What the Practical Sections Deliver
The book earns its place in the health-and-wellness category rather than pure science writing because Dietert eventually turns toward application. He identifies foods that have supported human microbiomes for millennia, which turn out not to be new superfoods but ancestral staples that industrial food systems have systematically replaced. He addresses protective measures against the chemicals and drugs most disruptive to microbial populations. One reviewer noted that the recommendations are, by the author’s own admission, somewhat speculative given how early the science still is, and that is a fair and important caveat. Dietert is not presenting a seven-day protocol. He is presenting a framework for thinking differently, and the practical guidance follows from that framework rather than preceding it.
Jonathan Todd Ross handles the narration with appropriate restraint. This is dense material with a high density of scientific terminology, and Ross reads it as if he genuinely understands it, which matters more than it sounds. He does not perform enthusiasm; he conveys it through pacing and emphasis in a way that keeps the listener moving through chapters that could otherwise feel like a lecture.
Who Should Listen, Who Should Wait
If you have spent time with books like Rob Knight’s Follow Your Gut or Tim Spector’s The Diet Myth, you will find Dietert’s work a substantial upgrade in both scope and scientific depth. If you are newer to the microbiome conversation, this is a legitimate entry point, but be prepared to pause and rewind occasionally. The science is accessible but not dumbed down.

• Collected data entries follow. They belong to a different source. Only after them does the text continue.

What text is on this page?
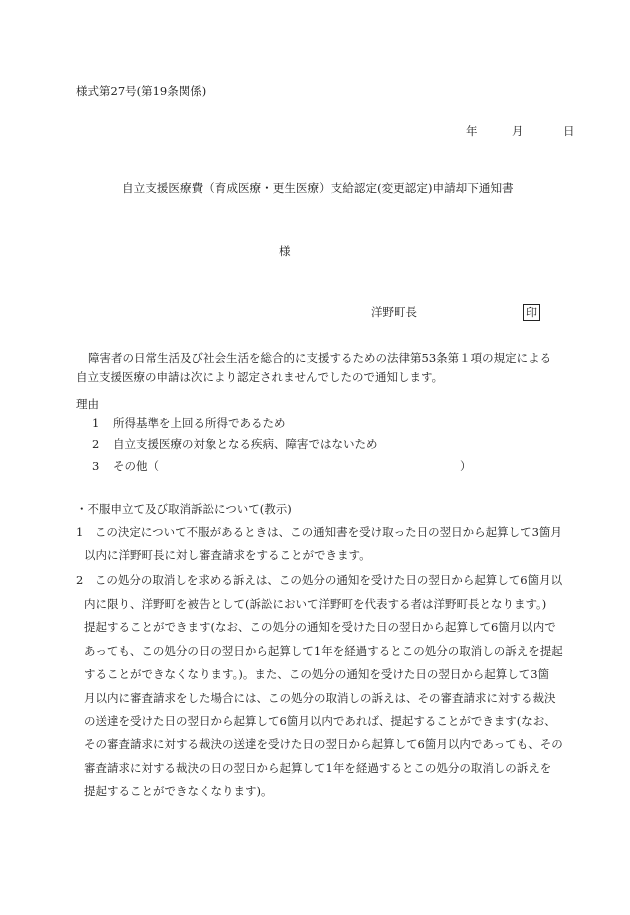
様式第27号(第19条関係)
年	月	日
自立支援医療費（育成医療・更生医療）支給認定(変更認定)申請却下通知書
様
洋野町長	印
障害者の日常生活及び社会生活を総合的に支援するための法律第53条第１項の規定による
自立支援医療の申請は次により認定されませんでしたので通知します。
理由
1 所得基準を上回る所得であるため
2 自立支援医療の対象となる疾病、障害ではないため
3 その他（	）
・不服申立て及び取消訴訟について(教示)
1　この決定について不服があるときは、この通知書を受け取った日の翌日から起算して3箇月
以内に洋野町長に対し審査請求をすることができます。
2　この処分の取消しを求める訴えは、この処分の通知を受けた日の翌日から起算して6箇月以
内に限り、洋野町を被告として(訴訟において洋野町を代表する者は洋野町長となります。)
提起することができます(なお、この処分の通知を受けた日の翌日から起算して6箇月以内で
あっても、この処分の日の翌日から起算して1年を経過するとこの処分の取消しの訴えを提起
することができなくなります。)。また、この処分の通知を受けた日の翌日から起算して3箇
月以内に審査請求をした場合には、この処分の取消しの訴えは、その審査請求に対する裁決
の送達を受けた日の翌日から起算して6箇月以内であれば、提起することができます(なお、
その審査請求に対する裁決の送達を受けた日の翌日から起算して6箇月以内であっても、その
審査請求に対する裁決の日の翌日から起算して1年を経過するとこの処分の取消しの訴えを
提起することができなくなります)。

Listeners looking for a quick action plan may find the ratio of conceptual framework to practical recommendation frustrating. Dietert is building a case for a different way of seeing the human body, and that project takes precedence over giving you a shopping list. For readers who have felt that gut-health content has been circling the same ideas without quite connecting them to the larger picture of chronic disease, this is the book that finally does that connecting work.
Frequently Asked Questions
Does The Human Superorganism require a scientific background to follow?

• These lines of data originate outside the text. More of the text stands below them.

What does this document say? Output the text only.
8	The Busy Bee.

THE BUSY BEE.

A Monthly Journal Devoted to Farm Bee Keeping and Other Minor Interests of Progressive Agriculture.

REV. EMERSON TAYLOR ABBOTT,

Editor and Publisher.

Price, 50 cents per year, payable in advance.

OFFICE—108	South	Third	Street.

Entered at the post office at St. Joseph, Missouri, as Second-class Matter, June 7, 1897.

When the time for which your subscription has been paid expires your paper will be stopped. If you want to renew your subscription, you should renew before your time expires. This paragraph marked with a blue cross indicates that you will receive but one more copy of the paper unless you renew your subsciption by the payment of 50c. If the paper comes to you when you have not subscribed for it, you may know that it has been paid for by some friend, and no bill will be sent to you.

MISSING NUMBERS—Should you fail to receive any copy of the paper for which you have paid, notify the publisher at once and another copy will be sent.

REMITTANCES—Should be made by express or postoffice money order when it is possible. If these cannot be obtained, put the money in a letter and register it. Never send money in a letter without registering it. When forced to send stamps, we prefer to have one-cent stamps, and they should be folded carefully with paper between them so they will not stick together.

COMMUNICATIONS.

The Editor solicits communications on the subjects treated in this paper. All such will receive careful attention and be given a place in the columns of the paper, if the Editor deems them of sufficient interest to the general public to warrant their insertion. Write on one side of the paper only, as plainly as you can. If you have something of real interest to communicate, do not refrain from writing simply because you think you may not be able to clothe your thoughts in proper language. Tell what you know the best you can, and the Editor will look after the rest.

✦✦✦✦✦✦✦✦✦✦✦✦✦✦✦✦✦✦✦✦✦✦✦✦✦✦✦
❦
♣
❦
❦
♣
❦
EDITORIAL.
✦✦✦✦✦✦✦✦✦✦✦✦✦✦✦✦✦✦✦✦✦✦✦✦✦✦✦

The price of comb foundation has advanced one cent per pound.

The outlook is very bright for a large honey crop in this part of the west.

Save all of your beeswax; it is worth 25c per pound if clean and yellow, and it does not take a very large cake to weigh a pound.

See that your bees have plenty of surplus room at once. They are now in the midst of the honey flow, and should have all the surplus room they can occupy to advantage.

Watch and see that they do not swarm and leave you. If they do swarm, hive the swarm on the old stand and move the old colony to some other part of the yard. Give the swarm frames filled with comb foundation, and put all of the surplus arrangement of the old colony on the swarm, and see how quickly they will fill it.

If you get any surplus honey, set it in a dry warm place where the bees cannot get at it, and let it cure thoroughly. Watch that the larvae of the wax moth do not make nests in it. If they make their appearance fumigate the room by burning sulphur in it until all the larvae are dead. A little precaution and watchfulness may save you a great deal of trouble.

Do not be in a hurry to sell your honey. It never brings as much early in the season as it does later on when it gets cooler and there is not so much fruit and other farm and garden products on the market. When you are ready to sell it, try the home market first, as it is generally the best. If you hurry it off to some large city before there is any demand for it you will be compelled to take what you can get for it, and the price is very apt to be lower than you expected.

No. Dietert writes for a general audience and defines his terms as he goes. Listeners with some prior reading in gut health or immunology will get more from it, but it is accessible without a science degree.
How does this book differ from other microbiome titles like The Good Gut or Fiber Fueled?
Dietert’s scope is broader and his framing more radical. He is not primarily writing a dietary guide; he is arguing for a wholesale reconceptualization of human biology, connecting microbiome disruption to the full range of noncommunicable diseases rather than focusing on gut health alone.
Are the practical recommendations in this audiobook actionable, or is it mostly theory?
Both, in roughly that proportion. The first two-thirds of the book is devoted to building the scientific and historical case. The final sections address foods, chemicals to avoid, and a self-care framework, but as even a 4-star reviewer notes, some recommendations remain speculative given the current state of the research.
Does Jonathan Todd Ross’s narration handle the scientific terminology well?
Yes. Ross reads technical terms with confidence and appropriate pacing, which matters considerably in a book this dense with immunology and microbiology vocabulary. He does not speed through the science, and his measured delivery suits the material.